Here my critical faculty came into play, I doubted about 'herbosa nubes,' but so completely was I the Eton boy once more that I put the doubt aside by saying, 'Oh, I think it will do, and if my tutor does not like it, he may alter it, and be hanged to him' (an improper speech of Philip asleep, for which Philip awake begs pardon of the excellent Provost of King's); but the little shift of thought, involved in this, woke me instantly with the two lines in question on my lips. The preceding ones had drifted irrecoverably (without, I fancy, leaving the world much poorer) into the abyss of space; if no such hitch had occurred, my belief is that I should have roused myself, at my usual hour, without any memory of the transaction at all.

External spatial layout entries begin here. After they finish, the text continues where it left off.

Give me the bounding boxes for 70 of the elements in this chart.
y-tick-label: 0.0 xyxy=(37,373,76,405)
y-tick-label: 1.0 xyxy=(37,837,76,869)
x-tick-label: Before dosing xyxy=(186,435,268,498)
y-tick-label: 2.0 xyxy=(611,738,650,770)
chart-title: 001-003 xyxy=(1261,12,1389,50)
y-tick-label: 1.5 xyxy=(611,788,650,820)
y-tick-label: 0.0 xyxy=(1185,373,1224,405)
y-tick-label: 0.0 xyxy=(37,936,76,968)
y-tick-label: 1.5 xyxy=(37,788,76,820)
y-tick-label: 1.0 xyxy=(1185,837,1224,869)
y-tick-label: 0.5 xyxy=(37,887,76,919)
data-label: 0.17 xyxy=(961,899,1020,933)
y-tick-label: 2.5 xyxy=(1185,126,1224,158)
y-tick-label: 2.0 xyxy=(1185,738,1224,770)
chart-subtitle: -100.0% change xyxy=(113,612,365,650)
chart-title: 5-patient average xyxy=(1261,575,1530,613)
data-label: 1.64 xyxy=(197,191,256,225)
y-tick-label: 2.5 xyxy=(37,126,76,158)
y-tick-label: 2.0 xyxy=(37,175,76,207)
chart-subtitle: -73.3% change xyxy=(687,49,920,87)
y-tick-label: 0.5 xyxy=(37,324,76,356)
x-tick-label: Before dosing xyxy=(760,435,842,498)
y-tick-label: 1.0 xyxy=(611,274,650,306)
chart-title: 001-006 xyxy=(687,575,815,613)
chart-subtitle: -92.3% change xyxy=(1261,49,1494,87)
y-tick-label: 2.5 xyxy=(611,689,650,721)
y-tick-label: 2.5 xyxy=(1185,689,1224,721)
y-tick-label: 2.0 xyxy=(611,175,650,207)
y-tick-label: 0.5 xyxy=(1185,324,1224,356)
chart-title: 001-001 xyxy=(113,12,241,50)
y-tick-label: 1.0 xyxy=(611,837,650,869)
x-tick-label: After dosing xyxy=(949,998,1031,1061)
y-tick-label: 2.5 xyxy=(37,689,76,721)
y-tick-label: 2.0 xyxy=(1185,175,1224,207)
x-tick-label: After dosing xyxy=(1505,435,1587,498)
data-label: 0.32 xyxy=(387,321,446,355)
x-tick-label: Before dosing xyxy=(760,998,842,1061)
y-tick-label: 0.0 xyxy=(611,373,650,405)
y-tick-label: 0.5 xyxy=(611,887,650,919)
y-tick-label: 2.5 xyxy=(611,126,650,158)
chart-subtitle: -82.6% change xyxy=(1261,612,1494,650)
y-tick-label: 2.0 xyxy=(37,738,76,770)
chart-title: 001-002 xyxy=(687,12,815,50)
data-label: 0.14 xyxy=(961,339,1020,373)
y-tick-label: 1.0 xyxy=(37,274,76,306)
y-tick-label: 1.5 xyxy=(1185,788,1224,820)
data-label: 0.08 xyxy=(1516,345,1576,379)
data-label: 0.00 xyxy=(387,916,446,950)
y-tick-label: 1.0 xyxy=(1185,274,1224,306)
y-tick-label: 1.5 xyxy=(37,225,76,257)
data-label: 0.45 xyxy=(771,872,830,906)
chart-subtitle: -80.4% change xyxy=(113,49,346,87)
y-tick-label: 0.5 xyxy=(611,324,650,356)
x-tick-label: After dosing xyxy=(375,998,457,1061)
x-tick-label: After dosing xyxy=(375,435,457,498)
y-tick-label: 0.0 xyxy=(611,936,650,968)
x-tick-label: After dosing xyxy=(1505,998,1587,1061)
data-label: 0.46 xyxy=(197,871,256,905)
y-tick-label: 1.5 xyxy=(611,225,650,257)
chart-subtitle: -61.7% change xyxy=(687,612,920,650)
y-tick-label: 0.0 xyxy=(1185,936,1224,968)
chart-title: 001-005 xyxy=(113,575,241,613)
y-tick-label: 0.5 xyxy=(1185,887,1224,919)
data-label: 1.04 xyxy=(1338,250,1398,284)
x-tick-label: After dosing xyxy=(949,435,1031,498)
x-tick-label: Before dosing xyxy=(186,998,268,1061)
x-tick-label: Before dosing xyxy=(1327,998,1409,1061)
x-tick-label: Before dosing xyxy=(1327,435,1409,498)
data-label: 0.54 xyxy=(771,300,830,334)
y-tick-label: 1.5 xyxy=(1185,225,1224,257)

'As imagination bodies forth

The forms of things unknown, the poet's pen

Turns them to shapes, and gives to airy nothing

A local habitation and a name.'

From this point of view, the first constituent element of the imagination seems to be a particular form of memory, which presents its facts in groups, with all their attendant circumstances and details retraced to the life. It stretches out, as it were, into a spiritual gallery, holding and exhibiting a long series of pictures gathered from the past; one man recollects that such a thing has happened, another exactly how it happened, and this last kind of recollection is, no doubt, one of the main foundations on which the imagination has to rest. If we join to this a power of unlimited combination-out of all the contents of such a gallery, a power, as Shakespeare calls it, of bodying forth from the endless variety of things known, the forms of things unknown, and of turning them, by the help of language, into shapes-we have before us, I think, the imaginative faculty in the rough. I do not, however, say that he who possesses, or is possessed by such a faculty, is therefore a poet. I understand that mathematicians require a high degree of it to deal, for instance, with the dimensions and configurations of space, and probably with other parts of their science.